The Effingham County Chamber of Commerce and the city of Rincon are opening the door to the county’s gateway along Highway 21.
Rincon will be submitting a grant application to the state Department of Transportation’s GATEway program and the application has to be in the state’s hands Nov. 30. The Georgia Transportation Enhancement program is set aside for roadside beautification projects.
“We ran into a few roadblocks,” Chamber President Michael Lee said. “But Rincon has stepped forward. We’re real happy with what’s going on and being on the right track.”
Rincon city planner LaMeisha Hunter is writing the grant application. Rincon also is taking on a five-year commitment as part of the deal.
“LaMeisha has been wonderful to work with on this project,” said former Chamber President Freddie Long, who has championed the cause since his tenure last year.
Under the proposal, the beautification project will start at Lisa Street and go south toward the county line. The grant, which would be $50,000, comes from the state DOT’s receipts from highway billboard advertising. Any organization, local government or state agency may apply for an individual grant that involves the local community and enhances the right of way. Grants max out at $50,000 each, and the state has $450,000 available to disburse.

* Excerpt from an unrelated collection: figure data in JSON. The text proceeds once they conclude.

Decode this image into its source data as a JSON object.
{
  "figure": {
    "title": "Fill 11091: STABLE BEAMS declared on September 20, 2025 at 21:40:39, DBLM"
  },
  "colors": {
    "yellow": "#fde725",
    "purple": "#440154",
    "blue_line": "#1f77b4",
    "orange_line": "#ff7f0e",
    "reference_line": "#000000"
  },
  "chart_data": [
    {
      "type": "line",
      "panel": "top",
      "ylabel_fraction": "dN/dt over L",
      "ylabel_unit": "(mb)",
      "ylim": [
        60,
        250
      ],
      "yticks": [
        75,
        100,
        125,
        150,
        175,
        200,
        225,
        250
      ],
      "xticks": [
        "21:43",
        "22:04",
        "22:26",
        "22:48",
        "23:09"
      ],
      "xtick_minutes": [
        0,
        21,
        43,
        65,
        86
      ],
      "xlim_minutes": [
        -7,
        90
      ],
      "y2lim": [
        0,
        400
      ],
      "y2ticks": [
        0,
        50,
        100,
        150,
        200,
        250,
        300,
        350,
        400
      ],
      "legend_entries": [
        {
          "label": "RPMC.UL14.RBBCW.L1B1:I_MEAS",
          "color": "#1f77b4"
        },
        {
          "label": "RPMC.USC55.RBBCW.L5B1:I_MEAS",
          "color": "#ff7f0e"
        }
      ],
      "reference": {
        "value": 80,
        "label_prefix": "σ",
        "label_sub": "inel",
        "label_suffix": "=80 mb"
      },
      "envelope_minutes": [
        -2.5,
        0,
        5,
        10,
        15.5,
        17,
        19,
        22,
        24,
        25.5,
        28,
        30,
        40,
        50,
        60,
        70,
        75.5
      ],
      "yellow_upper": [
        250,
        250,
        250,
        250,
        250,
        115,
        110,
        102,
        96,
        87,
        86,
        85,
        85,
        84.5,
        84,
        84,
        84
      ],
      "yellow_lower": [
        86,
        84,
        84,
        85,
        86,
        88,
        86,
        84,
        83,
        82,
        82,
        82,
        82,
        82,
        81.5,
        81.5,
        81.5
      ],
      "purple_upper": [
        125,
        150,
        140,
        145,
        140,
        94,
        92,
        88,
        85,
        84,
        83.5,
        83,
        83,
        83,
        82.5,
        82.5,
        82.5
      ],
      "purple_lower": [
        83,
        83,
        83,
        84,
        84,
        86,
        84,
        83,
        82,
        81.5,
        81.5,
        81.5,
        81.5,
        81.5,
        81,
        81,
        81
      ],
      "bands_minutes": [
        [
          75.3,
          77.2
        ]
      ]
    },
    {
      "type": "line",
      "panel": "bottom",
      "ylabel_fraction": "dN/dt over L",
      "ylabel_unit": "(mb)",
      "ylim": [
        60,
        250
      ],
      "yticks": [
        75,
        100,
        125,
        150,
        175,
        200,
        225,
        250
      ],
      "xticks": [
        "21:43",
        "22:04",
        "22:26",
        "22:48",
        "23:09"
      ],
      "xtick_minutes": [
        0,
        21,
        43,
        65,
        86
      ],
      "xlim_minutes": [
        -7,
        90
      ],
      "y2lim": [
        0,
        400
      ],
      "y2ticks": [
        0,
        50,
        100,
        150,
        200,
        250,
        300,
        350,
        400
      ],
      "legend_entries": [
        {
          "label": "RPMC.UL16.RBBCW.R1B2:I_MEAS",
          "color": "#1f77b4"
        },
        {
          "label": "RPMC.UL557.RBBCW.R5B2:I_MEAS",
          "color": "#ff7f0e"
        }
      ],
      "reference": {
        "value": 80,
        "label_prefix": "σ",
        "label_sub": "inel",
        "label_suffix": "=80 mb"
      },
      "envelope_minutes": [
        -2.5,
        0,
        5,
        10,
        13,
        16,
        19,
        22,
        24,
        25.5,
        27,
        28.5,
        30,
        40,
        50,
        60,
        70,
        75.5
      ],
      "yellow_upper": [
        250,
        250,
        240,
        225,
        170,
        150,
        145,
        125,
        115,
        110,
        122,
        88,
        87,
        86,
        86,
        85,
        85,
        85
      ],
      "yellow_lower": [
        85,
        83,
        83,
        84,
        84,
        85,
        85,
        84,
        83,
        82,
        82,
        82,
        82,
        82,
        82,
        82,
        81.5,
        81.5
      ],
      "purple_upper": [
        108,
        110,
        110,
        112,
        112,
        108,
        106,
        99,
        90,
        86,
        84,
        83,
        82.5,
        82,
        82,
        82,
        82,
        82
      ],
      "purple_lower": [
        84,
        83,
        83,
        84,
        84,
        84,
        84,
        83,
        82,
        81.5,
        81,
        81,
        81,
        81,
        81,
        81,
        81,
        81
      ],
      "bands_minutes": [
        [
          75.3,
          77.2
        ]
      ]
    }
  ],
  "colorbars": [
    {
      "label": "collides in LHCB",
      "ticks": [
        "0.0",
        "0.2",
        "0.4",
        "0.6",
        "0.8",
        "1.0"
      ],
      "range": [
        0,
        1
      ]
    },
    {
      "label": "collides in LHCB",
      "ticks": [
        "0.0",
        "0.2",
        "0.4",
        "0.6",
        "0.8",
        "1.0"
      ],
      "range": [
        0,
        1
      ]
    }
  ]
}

Grant applications must come with a local government resolution, which Rincon City Council approved unanimously, a memorandum of understanding, cost projections for landscape construction and installation, a long-term maintenance plan and funding sources for the applicant’s contributions to the project.
Hunter said the city’s cost would be $2,100 in in-kind contributions and a direct cost of $4,800. The grant proceeds would go toward the purchase of plants and paying for the labor needed to maintain the plants. The city also could donate the mulch it produces. The city also could use reuse water from its treatment plant from a tanker to irrigate the plants it puts in along the project.
Long said the Chamber also has brought the Rincon Garden Club on board to plant some perennials in the median.
The grant awards will be announced in March, and plans are start to start work in the summer. Part of the plan includes planting holly, juniper and crape myrtle trees, but those won’t take place until fall, if the grant is awarded.
“We won’t be planting those trees in July — not if we want them to live,” Long said.
The Chamber has gotten letters of support from the county commission and from business owners along the Highway 21 corridor.
“They’re looking forward to having that median dressed up,” Long said.
But the state’s dire straits for road money lead to some questioning.
“How can the DOT have enough money to beautify roads and doesn’t have enough money to maintain roads we have?” asked Commissioner Hubert Sapp.